Like spring flowers popping up in gardens and lots around town, what can be called “Industrial Mesa” is in bloom.
In the southeastern corner of the city, big chunks of land remain undeveloped – but not for long.
Development plans zipped through approval phases for multiple projects that will throw up huge warehouses and other industrial buildings.
Mayor John Giles, Economic Development Director William Jabjiniak and others have joked about “landing some big fish” with recent deals.
Google, the prized marlin, has been hard to reel in.
Earlier this year, Jabjiniak said he expected Google to break down on a massive campus near Sossaman and Elliot road this spring.
Now, he’s not so sure.
“They are very close to their vest,” Jabjiniak said of Google. “Originally, we were told (construction would start) this year. Now, they’ve put it back a little.”
Jabjiniak noted Google has huge needs for electricity: “When you see heavy electrical (construction), that will be the first sign.”
Back in mid-2019, Giles bragged “this is home run,” after Google signed a tax-incentive agreement to build a massive data center in the Elliot Road Technology Corridor.
Using Google’s project code name “Project Red Hawk,” the Salt River Project noted on its website months ago something was in the works:
“SRP has received a request to provide energy to a commercial customer on its new 187-acre parcel for a data center located in east Mesa.”
Things looked like they were moving quickly at the end of 2019, when SRP announced the Arizona Corporation Commission approved a certificate of environmental compatibility for the project.
Last month, the Tribune asked SRP to provide details on the project.
“While SRP continues to work on design for this project, construction has been postponed at the customer’s request,” Scott Harrelson of SRP responded. “We will wait for a green light to begin that activity and will notify customers and landowners in the area when that occurs.
“SRP is not able to discuss certain details about the project, including the customer,” he added.
Though Google continues to wait until the water is right, other projects are flopping into Jabjiniak’s boat.
One under-the-radar project is Metro Mesa, which Mesa City Council quietly approved as part of the consent agenda last month.
This was the third phase of the development of 47 acres south of Highway 60 bordered by South Hobson, South Horne, East Auto Drive and East Baseline roads.

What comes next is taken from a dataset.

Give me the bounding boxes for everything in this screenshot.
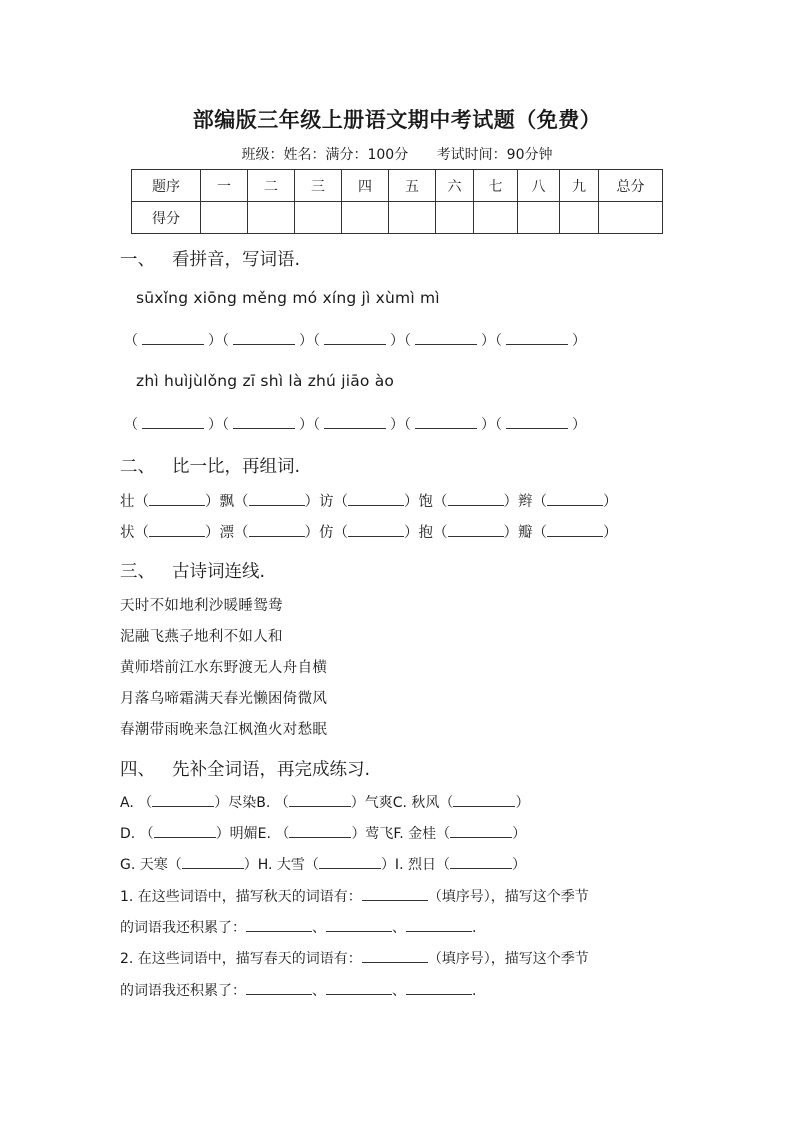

The plan builds on the southern half of the property. Two buildings on the northern half are occupied by Amphenol Aerospace and Johnstone Supply
“These four buildings, which can be easily combined to meet the demands of today’s manufacturers, are a welcome and a much-needed addition to west Mesa,” said Jabjiniak.
He acknowledged much is percolating across town in east Mesa:
“There’s a lot of interest in the Elliot Road Tech Corridor, but nothing specific yet,” he said.
Multiple projects surround the Phoenix-Mesa Gateway Airport, including Gateway 202.
“Gateway 202 is a mixed-use development in the very early stages. Not really anything to talk about yet,” said Jabjiniak.
Both the east and west sides of Ellsworth Road south of Elliott Road are preparing for major projects.
Eastmark received clearance for a “large-scale, campus type buildings for employment use” on 325 acres on the east side of Ellsworth Road between Elliot and Warner Roads.
Jabjiniak said this project is also in its early stages.
Though hardly as eye-catching as Google or Apple centers, several hearty developments are sprouting.
One, on Power Road off the Loop 202 near Roberts Tire, is rolling.
“They have three industrial buildings going up, 300,000 square feet total. And they’ve already had a couple offers,” Jabjiniak said, “I think more employment bases, employers need space for combination.”
Another industrial development is rooting on McDowell and Recker roads in northeast Mesa.
And, back in the southeast corner of the city, Jabjiniak said plans are underway for another industrial development on Hawes and Elliott roads.
“It’s going to be 1 million square feet,” he said.
On April 12, the Design Review Board listened to preliminary presentations on several industrial projects, including a 40-acre development south of Elliot Road on the east side of Power Road. The plan includes four buildings with three driveways leading to Power Road.
The board also heard about a “high-end business park” called Ryan at PMG on the northwest corner of Ray and Ellsworth roads. The 35-acre industrial development with a proposed five buildings “will bring employment to this rapidly developing area,” according to the developer’s pitch.
Also in the hot southeast corner of Mesa, the board was told, is a 235,000-square-foot industrial building between Ray Road and the airport.
As these were preliminary review cases, the board only gave comments and feedback and did not approve or deny any of the cases.